Publication year - 2008
Publication title -
proteins: structure, function, and bioinformatics
Language(s) - English
Resource type - Journals
SCImago Journal Rank - 1.699
H-Index - 191
eISSN - 1097-0134
pISSN - 0887-3585
DOI - 10.1002/prot.21543
Subject(s) - electrospray ionization , chemistry , acetylation , mass spectrometry , chromatography , sample preparation in mass spectrometry , chemical ionization , electrospray , biochemistry , ionization , organic chemistry , ion , gene
Electrospray ionization mass spectrometry was used to examine both the covalent structure and solution conformation of the soybean lipoxygenases.
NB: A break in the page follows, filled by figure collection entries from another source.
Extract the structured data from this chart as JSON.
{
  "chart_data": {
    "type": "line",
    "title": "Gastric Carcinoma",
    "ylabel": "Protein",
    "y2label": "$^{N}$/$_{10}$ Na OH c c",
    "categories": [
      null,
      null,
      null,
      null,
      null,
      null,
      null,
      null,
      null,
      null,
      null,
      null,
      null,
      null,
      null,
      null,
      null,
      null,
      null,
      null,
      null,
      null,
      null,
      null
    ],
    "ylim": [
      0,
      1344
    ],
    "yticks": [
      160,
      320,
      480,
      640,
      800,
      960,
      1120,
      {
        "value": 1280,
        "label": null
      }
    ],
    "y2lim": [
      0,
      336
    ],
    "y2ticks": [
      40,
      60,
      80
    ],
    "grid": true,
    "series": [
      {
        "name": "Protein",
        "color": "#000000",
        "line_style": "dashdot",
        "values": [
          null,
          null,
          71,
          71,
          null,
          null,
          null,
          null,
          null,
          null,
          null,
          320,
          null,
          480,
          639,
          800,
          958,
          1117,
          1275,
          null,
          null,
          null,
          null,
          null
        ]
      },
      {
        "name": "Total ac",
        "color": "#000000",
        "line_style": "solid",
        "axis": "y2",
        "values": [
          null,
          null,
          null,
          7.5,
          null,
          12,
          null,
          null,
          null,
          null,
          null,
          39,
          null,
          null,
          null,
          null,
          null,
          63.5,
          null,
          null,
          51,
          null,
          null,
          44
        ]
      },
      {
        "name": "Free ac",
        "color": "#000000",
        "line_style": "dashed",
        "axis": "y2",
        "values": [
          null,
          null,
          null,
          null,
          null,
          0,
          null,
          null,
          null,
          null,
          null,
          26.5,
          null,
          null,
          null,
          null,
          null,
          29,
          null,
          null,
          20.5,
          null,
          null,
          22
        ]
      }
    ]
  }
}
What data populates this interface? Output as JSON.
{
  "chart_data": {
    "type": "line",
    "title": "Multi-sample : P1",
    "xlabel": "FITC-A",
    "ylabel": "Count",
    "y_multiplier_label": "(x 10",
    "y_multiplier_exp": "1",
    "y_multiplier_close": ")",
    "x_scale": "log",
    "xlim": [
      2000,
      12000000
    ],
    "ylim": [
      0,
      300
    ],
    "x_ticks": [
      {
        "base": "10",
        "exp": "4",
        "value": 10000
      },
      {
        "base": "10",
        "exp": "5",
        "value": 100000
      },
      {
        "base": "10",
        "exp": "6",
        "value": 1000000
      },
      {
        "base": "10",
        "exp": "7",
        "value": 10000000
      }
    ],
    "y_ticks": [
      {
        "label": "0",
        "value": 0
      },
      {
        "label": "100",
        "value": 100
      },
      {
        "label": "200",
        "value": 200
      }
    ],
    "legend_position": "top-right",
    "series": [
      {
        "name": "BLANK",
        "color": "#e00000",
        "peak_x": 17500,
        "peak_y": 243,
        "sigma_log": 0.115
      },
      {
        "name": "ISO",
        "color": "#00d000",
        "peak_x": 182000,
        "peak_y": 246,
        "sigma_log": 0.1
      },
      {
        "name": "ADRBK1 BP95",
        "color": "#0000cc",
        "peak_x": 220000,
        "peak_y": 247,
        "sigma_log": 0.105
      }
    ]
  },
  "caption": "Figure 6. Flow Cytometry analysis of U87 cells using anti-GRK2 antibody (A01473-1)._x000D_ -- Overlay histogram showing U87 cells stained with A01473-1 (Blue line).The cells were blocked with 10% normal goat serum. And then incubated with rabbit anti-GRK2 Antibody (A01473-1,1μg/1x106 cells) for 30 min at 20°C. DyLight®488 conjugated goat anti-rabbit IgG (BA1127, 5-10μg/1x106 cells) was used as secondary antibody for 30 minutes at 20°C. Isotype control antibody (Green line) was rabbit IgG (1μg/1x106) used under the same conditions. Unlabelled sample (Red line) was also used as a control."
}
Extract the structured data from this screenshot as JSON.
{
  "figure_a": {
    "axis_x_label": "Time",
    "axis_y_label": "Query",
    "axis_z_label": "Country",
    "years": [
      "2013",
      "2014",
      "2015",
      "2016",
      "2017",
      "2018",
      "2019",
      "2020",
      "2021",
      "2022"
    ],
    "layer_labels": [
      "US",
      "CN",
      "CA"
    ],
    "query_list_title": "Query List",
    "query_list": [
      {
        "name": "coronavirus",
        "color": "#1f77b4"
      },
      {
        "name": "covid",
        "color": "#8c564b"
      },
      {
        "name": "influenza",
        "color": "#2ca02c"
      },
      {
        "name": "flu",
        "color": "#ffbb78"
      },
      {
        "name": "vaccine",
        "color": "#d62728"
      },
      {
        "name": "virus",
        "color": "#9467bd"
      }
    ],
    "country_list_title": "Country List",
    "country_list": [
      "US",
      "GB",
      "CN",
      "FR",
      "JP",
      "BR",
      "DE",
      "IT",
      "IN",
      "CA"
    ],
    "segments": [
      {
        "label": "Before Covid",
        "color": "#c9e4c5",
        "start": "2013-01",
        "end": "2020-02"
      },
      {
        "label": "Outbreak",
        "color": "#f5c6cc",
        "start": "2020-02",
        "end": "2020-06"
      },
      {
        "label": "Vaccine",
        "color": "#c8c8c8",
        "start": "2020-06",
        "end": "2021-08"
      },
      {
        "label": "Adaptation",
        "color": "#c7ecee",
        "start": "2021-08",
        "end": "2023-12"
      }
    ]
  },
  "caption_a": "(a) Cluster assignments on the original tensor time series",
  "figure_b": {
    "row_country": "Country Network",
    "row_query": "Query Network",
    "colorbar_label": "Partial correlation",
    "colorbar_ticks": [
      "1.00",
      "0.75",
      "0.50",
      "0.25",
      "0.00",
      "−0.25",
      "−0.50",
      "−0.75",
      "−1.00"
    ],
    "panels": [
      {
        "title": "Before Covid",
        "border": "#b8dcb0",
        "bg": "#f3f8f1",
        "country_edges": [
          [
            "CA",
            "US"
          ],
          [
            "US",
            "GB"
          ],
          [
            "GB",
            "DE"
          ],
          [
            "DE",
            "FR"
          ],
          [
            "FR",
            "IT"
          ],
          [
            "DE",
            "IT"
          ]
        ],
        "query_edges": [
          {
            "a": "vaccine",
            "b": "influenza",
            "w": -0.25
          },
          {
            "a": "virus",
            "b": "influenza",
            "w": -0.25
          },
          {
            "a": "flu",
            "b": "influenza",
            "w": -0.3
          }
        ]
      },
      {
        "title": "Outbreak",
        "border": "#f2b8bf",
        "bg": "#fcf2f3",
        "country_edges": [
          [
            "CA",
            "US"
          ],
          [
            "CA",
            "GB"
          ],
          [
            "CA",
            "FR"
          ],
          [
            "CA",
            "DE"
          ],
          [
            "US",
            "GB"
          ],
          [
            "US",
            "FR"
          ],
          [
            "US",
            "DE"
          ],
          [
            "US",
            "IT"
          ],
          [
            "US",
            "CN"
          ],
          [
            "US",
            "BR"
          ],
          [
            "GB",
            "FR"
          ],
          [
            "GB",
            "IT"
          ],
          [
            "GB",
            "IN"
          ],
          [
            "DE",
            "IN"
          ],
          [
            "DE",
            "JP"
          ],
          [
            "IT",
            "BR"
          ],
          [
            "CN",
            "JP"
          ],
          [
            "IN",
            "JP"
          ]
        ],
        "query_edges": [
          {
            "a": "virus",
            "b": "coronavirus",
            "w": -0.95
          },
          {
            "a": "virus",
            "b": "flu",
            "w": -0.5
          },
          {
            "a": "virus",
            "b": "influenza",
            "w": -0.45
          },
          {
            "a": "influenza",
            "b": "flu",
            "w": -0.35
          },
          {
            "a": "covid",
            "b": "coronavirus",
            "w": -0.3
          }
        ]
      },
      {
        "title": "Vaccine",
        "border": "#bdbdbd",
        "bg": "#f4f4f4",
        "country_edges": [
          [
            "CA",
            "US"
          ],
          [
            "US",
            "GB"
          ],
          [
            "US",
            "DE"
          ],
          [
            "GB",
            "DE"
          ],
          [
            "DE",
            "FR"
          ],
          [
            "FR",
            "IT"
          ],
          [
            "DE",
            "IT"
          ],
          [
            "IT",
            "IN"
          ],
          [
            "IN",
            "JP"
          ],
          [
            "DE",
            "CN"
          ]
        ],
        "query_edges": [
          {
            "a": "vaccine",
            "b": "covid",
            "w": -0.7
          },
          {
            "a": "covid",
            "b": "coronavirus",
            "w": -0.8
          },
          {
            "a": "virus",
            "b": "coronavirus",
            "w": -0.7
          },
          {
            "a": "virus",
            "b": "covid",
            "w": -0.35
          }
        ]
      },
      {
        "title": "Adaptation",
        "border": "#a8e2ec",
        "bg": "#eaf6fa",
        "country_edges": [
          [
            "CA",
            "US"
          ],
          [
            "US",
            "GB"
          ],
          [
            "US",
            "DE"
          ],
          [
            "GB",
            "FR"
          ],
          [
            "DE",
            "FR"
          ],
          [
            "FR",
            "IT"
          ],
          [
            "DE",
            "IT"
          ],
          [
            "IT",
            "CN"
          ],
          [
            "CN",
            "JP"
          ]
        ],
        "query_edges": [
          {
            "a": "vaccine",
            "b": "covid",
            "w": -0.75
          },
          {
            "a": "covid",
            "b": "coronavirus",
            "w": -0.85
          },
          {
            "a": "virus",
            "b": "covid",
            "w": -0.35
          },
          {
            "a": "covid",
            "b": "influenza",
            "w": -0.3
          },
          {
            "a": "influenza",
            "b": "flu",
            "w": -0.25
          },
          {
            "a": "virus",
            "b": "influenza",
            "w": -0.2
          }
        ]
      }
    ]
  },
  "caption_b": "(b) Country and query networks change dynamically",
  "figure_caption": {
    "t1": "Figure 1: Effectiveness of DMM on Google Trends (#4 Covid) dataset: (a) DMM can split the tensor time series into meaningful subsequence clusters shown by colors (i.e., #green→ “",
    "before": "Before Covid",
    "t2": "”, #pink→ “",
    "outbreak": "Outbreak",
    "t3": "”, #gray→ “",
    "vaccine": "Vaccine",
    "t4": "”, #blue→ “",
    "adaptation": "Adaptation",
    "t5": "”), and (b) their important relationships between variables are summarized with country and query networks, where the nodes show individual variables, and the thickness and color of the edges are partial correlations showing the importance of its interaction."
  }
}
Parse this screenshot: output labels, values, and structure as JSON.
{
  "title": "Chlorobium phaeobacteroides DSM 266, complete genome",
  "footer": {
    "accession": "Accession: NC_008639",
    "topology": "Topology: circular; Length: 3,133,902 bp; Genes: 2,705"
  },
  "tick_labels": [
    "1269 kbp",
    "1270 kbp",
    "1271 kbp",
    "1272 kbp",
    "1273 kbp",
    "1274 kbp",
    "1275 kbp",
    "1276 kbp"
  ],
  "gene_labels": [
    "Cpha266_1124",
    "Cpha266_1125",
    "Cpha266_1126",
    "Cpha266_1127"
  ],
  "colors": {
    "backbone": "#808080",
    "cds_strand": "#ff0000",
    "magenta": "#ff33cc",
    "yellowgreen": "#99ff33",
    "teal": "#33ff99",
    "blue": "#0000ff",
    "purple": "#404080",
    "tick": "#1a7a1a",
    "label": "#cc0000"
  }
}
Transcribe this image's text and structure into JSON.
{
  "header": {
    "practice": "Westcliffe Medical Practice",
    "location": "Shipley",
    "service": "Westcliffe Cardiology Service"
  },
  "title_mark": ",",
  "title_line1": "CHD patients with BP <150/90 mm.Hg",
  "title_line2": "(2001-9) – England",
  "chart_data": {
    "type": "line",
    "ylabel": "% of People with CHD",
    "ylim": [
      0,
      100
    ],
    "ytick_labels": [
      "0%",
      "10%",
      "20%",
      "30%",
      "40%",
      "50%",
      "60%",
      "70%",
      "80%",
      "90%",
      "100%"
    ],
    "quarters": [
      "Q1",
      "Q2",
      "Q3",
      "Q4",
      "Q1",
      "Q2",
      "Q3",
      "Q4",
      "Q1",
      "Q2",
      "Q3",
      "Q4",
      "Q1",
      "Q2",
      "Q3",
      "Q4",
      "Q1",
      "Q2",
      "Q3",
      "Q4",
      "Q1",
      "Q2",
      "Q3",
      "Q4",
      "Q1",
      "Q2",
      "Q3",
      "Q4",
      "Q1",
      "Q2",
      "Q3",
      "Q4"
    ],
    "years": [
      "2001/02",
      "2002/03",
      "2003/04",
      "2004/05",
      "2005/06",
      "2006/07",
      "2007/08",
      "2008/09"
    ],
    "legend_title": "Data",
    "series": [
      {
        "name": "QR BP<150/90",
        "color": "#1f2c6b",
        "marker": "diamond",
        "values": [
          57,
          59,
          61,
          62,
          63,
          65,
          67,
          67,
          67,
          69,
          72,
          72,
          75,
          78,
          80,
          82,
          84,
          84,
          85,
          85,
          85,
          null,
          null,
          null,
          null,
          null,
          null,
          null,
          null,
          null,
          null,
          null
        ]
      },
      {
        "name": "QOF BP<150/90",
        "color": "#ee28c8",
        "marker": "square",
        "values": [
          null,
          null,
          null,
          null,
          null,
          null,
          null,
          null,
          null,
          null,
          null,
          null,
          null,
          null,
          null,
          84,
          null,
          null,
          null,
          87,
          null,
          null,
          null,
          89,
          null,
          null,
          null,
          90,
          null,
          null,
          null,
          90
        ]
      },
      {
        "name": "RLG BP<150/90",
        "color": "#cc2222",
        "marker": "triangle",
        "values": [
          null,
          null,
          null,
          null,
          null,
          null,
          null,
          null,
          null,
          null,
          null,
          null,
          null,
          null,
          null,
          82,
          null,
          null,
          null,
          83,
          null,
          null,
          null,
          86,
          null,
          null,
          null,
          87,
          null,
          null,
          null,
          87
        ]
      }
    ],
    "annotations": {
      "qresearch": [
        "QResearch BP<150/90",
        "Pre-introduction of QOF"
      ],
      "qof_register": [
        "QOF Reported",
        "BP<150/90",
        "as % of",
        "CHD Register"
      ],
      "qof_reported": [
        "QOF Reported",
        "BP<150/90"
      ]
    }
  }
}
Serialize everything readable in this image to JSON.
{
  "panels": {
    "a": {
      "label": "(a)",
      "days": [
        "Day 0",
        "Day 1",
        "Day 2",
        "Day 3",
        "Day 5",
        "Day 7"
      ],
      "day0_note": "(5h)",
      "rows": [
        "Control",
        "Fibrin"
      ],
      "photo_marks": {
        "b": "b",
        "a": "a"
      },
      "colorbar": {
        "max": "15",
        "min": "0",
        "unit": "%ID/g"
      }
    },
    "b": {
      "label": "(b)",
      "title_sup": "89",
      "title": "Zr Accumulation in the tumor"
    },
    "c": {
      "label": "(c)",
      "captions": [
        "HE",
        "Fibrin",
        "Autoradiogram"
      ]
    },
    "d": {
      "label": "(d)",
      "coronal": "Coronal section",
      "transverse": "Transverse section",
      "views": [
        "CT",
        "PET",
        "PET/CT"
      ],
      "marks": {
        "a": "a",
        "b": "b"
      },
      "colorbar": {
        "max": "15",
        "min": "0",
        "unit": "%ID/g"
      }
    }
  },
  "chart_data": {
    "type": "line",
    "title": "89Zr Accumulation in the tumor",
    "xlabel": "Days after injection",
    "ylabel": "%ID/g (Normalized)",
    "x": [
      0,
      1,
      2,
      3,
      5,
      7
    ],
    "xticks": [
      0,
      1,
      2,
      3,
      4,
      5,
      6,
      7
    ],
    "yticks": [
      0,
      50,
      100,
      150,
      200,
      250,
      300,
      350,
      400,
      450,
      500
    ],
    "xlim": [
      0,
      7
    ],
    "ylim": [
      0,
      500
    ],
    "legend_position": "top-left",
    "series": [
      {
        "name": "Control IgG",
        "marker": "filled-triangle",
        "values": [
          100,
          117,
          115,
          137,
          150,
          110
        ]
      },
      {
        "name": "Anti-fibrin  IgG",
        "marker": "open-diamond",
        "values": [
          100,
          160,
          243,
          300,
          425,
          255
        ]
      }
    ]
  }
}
The post‐translational modifications of two lipoxgyenases were identified as N‐terminal acetylations by tandem mass spectrometry of peptides generated by trypsin digestion. The N‐terminal sequence suggests that the proteins were substrates for the plant homolog of the N‐terminal acetyltransferase complex C in yeast. Analysis of samples of native lipoxygenase‐3 produced ions corresponding within experimental error to the mass of the N‐acetylated polypeptide and one iron atom. The precision of the measurements was within roughly 100 ppm for the 96,856 Da protein. This made it possible to detect the addition of a single oxygen atom to the enzyme in a chemical modification reaction with cumene hydroperoxide. The acid‐induced denaturation of lipoxygenase‐3, which was accompanied by nearly complete loss of catalytic activity, was observed below pH 3.5 with the appearance of ions in the mass spectrum derived from the apoprotein. There was no evidence for the loss of iron in the absence of unfolding. Solutions of lipoxygenase‐3 incubated in 0.1 M acetic acid produced ions with a novel charge state distribution suggesting a unique conformation. Circular dichroism measurements showed that the secondary structure features of the native protein were retained in the new conformation. Dynamic light scattering revealed that the new conformation was not a consequence of protein aggregation as the hydrodynamic radius of lipoxygenase‐3 was significantly smaller in acetic acid solution than at pH 7.0. Remarkably, the enzyme incubated in acetic acid retained full catalytic activity. Proteins 2008. © 2007 Wiley‐Liss, Inc.